There were 86 qualified bidders at this auction; 71 from California and 15 from Quebec. The qualified bidders from California account for 57.5% of the 348,478,777 MMtCO2e reported for 2013 (not all bidders have covered emissions). This is higher than the previous auction, which saw 65 entities qualify to bid from California, who accounted for 45.4% of 2013’s reported emissions.
It seems Quebec entities have still not shown their true demand at this auction with only 15 qualified bidders out of potentially 76. These 15 bidders that qualified for the second joint auction represented 31.3% of the total reported emissions for 2013 (not all bidders have covered emissions).
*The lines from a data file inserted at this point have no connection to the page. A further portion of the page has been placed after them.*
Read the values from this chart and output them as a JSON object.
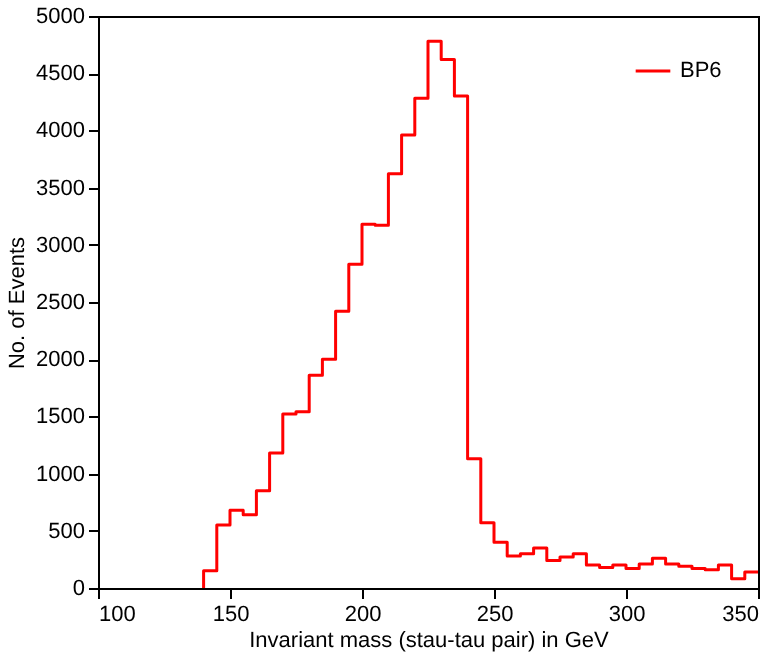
{
  "chart_data": {
    "type": "histogram",
    "xlabel": "Invariant mass (stau-tau pair) in GeV",
    "ylabel": "No. of Events",
    "bins": [
      140,
      145,
      150,
      155,
      160,
      165,
      170,
      175,
      180,
      185,
      190,
      195,
      200,
      205,
      210,
      215,
      220,
      225,
      230,
      235,
      240,
      245,
      250,
      255,
      260,
      265,
      270,
      275,
      280,
      285,
      290,
      295,
      300,
      305,
      310,
      315,
      320,
      325,
      330,
      335,
      340,
      345,
      350
    ],
    "series": [
      {
        "name": "BP6",
        "color": "#ff0000",
        "values": [
          150,
          550,
          680,
          640,
          850,
          1180,
          1520,
          1540,
          1860,
          2000,
          2420,
          2830,
          3180,
          3170,
          3620,
          3960,
          4280,
          4780,
          4620,
          4300,
          1130,
          570,
          400,
          280,
          300,
          350,
          240,
          270,
          300,
          200,
          180,
          200,
          170,
          210,
          260,
          210,
          190,
          170,
          160,
          200,
          80,
          140
        ]
      }
    ],
    "xlim": [
      100,
      350
    ],
    "xticks": [
      100,
      150,
      200,
      250,
      300,
      350
    ],
    "ylim": [
      0,
      5000
    ],
    "yticks": [
      0,
      500,
      1000,
      1500,
      2000,
      2500,
      3000,
      3500,
      4000,
      4500,
      5000
    ],
    "grid": false,
    "legend": "top right"
  }
}
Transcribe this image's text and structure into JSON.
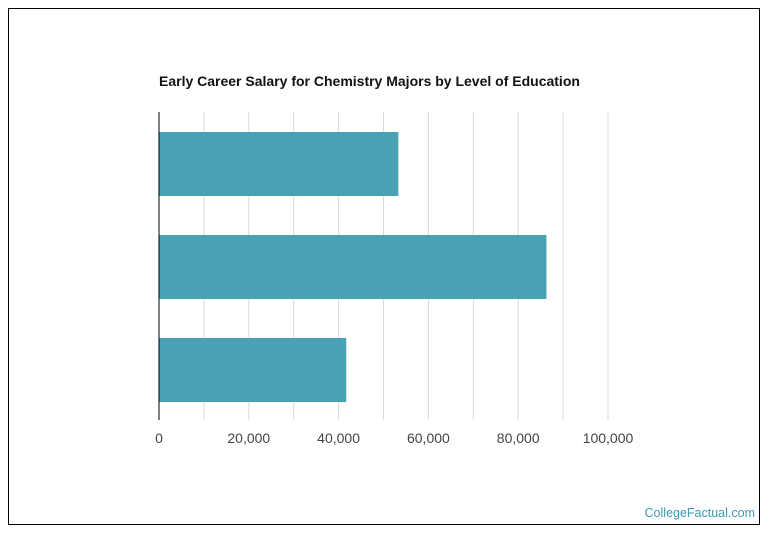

The entry of the transport fuels sector into the program is cited as a main mover of the secondary market this year, as they represent the largest share of the emissions among all sectors covered under the California cap-and-trade program. They seem to have exerted a similar influence on the auction. Fifteen of the qualified bidders in the auction have compliance obligations under the transport fuels sector, and they account for 52.2% of the sector’s reported emissions for 2013. Participation from this sector has certainly increased, although it seems that a significant portion of its demand for allowances has yet to materialize on the primary market.
Secondary market impact
It is highly unlikely that the current auction would bring upside secondary market movement, given the low clearing price and bid ratio. The gap of $0.52 between the broker-quoted OTC spot and the primary market clearing looks to be untenable. Furthermore, a bid ratio of 1.14 suggests most entities are likely to have received most of their revealed demand through the auction, and bid-side pressure is likely to decrease. With nearly 267 million V2015s still to be auctioned later this year, and the prospect of spot-heavy secondary markets especially after each auction, it is unlikely that many players will be in any hurry to buy on the secondary.
Sell-side interest may wane as well, with the market almost certainly guaranteed a gradual rise in price towards year-end when 2016’s price floor (rising 5% plus inflation) begins to be priced in, and possible even a spike or two heading towards the compliance surrender deadline in November. A trader speaking to CaliforniaCarbon.info stated, “Prices are currently so low that many market players might as well wait closer to next year before selling allowances.”
What would be interesting to watch is if the falling front-end allows a reopening of the intra-year front-to-back spread, which had previously sunk to under 1.5% and potentially reduced the incentive for carry trade providers to take on first legs closer to the front.
After the record-level activity we saw the secondary market reach at the start of the year, it seems the market may now have to readjust at much lower levels. Immediate impacts on the secondary market prices have been negative. The V2015 Mar 15 contract on the InterContinental Exchange (ICE), which closed at $12.65 yesterday, has earlier today been trading in the $12.30-$12.45 range.